2. HT‐29 RIPK3 KO cells re‐expressing Dox‐inducible WT RIPK3 or the indicated RIPK3 mutants were incubated with 1 µg/ml Dox overnight, as indicated. Cells were treated with 20 µM zVAD.fmk, 5 µM BV6, and 10 ng/ml TNFα for 2 h and analyzed by Western blotting for RIPK3 and phosphorylated MLKL expression levels. β‐Actin served as a loading control.

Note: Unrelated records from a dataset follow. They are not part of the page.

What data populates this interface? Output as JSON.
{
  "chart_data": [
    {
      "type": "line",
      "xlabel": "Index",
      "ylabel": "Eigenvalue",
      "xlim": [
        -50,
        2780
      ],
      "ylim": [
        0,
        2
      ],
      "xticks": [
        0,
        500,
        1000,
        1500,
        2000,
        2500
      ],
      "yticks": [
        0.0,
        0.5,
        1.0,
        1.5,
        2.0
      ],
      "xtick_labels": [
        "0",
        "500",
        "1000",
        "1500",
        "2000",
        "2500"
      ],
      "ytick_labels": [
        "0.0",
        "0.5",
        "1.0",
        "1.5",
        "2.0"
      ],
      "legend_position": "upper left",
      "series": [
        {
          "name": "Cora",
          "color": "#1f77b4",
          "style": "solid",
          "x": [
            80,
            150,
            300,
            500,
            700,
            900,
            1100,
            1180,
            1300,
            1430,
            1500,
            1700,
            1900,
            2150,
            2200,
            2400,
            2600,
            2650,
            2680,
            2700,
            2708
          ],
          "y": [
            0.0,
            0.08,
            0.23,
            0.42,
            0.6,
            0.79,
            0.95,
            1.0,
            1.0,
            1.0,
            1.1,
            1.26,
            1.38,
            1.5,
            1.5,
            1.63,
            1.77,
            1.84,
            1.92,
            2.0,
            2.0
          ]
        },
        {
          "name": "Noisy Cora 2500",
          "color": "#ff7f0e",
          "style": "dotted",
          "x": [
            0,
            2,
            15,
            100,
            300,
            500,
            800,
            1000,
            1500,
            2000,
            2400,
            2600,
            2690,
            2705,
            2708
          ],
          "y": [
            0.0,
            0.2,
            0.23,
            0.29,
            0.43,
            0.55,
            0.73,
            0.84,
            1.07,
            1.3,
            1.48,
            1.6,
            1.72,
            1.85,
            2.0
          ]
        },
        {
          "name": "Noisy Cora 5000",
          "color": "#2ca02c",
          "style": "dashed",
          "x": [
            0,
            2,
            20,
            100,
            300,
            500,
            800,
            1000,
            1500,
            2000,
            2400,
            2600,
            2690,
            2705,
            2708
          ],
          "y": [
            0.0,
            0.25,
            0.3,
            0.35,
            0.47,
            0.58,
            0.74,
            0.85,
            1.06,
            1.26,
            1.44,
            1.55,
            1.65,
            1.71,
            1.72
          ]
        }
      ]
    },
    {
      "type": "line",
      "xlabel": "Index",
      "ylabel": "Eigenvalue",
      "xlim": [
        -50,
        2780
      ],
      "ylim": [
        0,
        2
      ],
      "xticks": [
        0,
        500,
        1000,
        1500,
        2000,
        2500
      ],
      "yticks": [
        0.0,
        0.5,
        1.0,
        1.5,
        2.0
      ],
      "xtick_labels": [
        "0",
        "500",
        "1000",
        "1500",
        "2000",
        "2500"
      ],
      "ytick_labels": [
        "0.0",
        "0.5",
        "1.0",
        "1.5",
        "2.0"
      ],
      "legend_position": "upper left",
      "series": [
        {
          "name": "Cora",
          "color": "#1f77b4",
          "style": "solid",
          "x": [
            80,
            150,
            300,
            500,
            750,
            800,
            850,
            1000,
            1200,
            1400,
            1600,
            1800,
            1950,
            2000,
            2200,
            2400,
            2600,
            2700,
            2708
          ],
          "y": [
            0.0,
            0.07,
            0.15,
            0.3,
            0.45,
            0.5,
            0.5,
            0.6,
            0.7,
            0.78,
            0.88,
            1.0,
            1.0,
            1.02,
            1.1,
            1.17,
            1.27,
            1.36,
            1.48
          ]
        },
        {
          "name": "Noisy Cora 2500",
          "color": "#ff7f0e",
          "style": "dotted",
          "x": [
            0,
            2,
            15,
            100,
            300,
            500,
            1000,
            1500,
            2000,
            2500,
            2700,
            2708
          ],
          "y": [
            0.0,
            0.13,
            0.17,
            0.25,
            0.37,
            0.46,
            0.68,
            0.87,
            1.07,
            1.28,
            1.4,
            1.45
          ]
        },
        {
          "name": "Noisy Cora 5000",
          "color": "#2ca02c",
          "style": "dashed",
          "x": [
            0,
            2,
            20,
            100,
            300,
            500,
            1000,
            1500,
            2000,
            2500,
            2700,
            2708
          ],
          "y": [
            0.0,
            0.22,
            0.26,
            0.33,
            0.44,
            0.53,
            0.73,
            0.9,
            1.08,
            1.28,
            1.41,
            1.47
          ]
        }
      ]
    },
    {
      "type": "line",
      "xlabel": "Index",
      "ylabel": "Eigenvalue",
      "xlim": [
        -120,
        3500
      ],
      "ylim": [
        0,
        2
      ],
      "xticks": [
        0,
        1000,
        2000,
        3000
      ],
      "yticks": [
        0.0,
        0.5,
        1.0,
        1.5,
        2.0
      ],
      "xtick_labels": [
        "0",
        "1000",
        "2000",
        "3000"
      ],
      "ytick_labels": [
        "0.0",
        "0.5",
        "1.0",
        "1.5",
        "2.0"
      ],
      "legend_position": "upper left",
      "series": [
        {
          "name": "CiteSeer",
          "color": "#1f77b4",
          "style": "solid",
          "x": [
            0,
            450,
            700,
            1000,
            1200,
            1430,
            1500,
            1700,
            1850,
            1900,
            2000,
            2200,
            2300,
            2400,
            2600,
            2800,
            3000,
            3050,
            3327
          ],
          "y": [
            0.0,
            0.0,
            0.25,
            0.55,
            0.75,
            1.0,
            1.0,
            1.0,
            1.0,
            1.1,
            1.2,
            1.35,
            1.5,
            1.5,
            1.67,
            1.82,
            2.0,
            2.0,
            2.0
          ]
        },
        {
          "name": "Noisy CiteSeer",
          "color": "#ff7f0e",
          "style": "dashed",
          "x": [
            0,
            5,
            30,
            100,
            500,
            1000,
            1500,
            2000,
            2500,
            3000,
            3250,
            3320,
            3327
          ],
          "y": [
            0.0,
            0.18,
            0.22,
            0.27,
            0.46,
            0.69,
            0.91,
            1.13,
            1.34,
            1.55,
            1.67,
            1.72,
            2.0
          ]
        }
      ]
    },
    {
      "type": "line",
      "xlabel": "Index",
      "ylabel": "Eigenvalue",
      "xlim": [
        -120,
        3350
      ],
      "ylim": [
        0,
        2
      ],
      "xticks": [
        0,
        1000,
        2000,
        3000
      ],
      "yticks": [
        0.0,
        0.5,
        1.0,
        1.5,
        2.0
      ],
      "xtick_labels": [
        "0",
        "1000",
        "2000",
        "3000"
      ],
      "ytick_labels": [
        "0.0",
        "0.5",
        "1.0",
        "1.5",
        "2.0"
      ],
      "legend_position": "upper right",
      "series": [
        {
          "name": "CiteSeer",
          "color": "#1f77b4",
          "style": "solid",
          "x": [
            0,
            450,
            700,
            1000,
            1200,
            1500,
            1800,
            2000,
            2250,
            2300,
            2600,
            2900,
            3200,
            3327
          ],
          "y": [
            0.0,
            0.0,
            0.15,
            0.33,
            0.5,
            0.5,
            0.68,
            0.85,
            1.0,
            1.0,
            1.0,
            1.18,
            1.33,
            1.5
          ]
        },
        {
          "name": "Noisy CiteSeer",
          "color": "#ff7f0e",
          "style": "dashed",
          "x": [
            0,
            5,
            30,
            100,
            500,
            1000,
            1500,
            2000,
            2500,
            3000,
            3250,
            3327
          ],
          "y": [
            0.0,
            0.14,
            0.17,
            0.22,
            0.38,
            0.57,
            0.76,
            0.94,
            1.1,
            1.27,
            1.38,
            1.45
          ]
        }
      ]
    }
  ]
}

3. Schematic overview of the putative mechanistic roles of USP22 in necroptosis. Activation of TNFR1 by TNFα, upon caspase‐8 inhibition by zVAD.fmk and cIAP1/2 inactivation by BV6, induces RIPK1/3 activation, necrosome formation, and execution of necroptosis. In the absence of USP22 KO, TBZ‐induced necroptosis is delayed, accompanied by increased RIPK3 phosphorylation and ubiquitination of RIPK3 at lysine 518. This USP22‐mediated necroptotic signaling could be caused either by direct USP22‐mediated (de)ubiquitination of RIPK3 and/or indirectly by, for example, regulating RIPK3 autophosphorylation or the activity of RIPK3‐associated E3 ligases or kinases. Additionally, USP22‐mediated retrograde effects on RIPK1 phosphorylation and RIPK3 oligomerization might be involved as well.

Data information: Data represent mean ± SD; **P < 0.01, by unpaired 2‐tailed Student's t‐test. Three independent experiments performed in triplicate are shown.